I got the impression we were, on one level, kindred spirits; but I've never been able to read one of Bloom's books thoroughly. His prose made me skim, and ultimately put his books aaide. Probably my ADD rather than his fault, although I have always enjoyed the writings of his acolyte (despite her loopy presidential choices), Camille Paglia.

Lazarus said...

What doomed him was that he was brilliant. What saved him was that he was silly and a little crazy. I mean that he had so many brilliant ideas so young that he thought everything that he came up with was a gem and he became insufferable. What made him bearable was that so many of his ideas and his style and manner were so eccentric that one couldn't take everything he said seriously and he became an almost loveable eccentric.

Politically - not that he was all that political, though apparently he did hate Republicans like most humanities professors do - he was a yellow dog Democrat, a type more commonly found among those born in Brooklyn or the Bronx than Oklahoma or Alabama nowadays. But he strongly disliked the younger "race-gender-sexuality" academics, dubbing them "The School of Resentment," academics who were more interested in politics than in literature. The irony was (as Frank Lentricchia may have pointed out) the early Bloom was full of resentments - against the generation before his, against the formalist and neo-classical New Critics, against their darling TS Eliot, against the WASPs, against Christianity.

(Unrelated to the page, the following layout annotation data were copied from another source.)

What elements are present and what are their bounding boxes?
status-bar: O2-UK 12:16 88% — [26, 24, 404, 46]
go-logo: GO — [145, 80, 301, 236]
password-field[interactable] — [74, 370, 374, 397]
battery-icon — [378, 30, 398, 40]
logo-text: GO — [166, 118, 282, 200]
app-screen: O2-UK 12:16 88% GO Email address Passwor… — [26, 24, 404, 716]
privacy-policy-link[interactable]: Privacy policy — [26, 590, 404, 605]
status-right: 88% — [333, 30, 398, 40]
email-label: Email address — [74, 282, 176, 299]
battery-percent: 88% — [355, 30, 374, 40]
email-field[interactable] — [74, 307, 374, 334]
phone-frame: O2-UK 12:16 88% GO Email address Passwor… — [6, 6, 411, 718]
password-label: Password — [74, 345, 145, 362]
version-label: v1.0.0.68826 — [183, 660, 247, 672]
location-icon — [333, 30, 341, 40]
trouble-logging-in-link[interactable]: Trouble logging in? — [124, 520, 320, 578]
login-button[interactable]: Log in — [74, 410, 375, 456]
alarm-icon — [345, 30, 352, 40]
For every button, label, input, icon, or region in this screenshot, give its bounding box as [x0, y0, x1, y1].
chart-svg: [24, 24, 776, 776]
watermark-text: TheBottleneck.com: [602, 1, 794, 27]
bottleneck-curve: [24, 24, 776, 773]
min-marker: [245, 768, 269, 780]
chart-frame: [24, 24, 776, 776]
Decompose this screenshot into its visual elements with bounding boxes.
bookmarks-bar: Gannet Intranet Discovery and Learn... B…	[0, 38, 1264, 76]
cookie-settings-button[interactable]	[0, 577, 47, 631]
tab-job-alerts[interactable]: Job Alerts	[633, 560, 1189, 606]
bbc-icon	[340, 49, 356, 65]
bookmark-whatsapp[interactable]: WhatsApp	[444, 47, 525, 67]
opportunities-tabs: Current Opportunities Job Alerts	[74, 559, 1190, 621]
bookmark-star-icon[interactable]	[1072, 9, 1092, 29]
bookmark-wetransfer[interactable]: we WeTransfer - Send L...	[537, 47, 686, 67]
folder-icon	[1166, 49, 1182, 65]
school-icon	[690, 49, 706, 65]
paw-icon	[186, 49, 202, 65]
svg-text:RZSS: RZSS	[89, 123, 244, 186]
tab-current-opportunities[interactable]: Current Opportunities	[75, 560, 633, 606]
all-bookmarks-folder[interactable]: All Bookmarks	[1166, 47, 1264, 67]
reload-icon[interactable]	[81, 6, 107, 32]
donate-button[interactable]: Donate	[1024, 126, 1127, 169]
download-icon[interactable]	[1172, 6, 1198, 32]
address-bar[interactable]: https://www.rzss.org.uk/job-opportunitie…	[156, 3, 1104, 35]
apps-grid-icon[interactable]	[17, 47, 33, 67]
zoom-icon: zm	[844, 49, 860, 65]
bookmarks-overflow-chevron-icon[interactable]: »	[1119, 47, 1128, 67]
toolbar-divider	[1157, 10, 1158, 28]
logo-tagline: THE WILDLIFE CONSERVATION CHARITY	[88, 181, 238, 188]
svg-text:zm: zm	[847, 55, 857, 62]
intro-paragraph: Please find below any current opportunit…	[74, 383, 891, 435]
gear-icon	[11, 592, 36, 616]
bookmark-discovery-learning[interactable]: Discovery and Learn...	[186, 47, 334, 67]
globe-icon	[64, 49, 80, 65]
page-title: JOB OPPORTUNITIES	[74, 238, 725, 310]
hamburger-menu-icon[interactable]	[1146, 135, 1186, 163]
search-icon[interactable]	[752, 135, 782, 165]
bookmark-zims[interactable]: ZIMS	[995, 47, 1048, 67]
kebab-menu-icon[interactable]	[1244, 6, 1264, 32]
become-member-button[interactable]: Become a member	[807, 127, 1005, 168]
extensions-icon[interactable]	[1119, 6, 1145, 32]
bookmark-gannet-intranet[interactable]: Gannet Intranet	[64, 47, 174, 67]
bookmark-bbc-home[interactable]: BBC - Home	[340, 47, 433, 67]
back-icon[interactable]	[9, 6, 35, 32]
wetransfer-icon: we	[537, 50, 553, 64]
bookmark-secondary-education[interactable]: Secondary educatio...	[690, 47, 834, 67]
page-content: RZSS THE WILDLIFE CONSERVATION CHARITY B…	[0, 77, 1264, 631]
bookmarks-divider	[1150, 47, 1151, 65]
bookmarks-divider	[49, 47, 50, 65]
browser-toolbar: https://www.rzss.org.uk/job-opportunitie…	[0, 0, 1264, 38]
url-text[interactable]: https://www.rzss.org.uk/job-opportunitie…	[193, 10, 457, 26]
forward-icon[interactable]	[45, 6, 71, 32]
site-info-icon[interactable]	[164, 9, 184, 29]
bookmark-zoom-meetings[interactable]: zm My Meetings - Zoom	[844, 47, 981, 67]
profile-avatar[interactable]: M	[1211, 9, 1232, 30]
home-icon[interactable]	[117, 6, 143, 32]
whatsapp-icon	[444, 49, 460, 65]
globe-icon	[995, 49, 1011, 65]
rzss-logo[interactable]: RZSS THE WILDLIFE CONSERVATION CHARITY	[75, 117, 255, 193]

The irony there was that while Bloom rode in with the wave of increasingly esoteric critics and his prose was often hard to penetrate, he ended up a grandfatherly figure, a sort of throwback to William Lyon Phelps, the dilettantish fossilized Yale professor who wrote books with titles like Books I Liked back in the 1920s.

Then there was his Chelsea House project. According to legend, he wanted to have more entries in the university card catalogue than any other author so he contracted with a publisher to have his graduate students put together volumes collecting critical essays on hundreds of writers that would be published under Bloom's name.

Anyway, he made things interesting and he lasted long enough to become an endearing mythic figure. The literary world will be a duller place with his passing.